The missions of both the University of Maryland, Baltimore (UMB) and the University of Maryland, College Park (UMCP) are grounded in research, scholarship, education, and creative endeavors. Even in times of uncertainty, these pursuits remain essential to our shared commitment to advancing knowledge and working for the greater good. 

As part of a broader strategy to sustain and strengthen these activities in the years ahead, we are pleased to announce the establishment of the MPower Early Scholars Investment Fund. 

The University of Maryland Strategic Partnership: MPowering the State (MPower) has committed $7.5 million to this program, split between both institutions over three years.

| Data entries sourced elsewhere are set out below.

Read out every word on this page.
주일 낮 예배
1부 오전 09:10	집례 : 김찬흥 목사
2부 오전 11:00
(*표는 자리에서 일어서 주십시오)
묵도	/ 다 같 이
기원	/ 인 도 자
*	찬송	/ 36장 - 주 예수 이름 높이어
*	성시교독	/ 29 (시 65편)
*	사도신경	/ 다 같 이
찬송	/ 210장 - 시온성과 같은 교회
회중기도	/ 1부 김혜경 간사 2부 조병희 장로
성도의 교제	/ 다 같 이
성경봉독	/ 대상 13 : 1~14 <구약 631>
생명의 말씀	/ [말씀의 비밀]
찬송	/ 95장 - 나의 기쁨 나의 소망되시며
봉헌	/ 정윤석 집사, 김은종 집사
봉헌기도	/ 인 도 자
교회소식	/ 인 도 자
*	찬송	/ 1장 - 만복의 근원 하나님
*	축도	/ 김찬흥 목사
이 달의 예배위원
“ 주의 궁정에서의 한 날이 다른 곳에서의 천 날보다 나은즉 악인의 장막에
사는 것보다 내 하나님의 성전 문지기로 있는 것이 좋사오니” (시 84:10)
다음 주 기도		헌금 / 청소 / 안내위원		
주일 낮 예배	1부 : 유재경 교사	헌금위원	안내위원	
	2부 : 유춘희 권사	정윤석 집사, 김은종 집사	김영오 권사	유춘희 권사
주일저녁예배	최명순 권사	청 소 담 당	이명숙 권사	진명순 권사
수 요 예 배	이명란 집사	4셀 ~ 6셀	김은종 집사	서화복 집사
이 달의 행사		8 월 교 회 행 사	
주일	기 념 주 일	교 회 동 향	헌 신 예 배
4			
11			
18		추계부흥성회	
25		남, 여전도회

Both UMB and UMCP PhD students, postdocs, and junior faculty who have felt the direct impact of recent cuts to research funding will be eligible for support. Further, this short-term, high-impact initiative is designed to sustain the scholar pipeline and protect our joint research enterprise.

Recognizing that each university has distinct needs and faces unique challenges, there will be separate application processes for UMB and UMCP. In the coming days, faculty will receive additional details about the program and how to apply from their respective leadership. We anticipate that the first round of awards will be announced in January 2026.

The MPower Early Scholars Investment Fund reflects our shared belief that investing in early scholars today will yield discoveries, innovations, and creative breakthroughs that will benefit society for years to come. 

On behalf of the MPower Joint Steering Council, we are grateful for this opportunity to support the future of research, and we look forward to seeing the transformative impact of this program.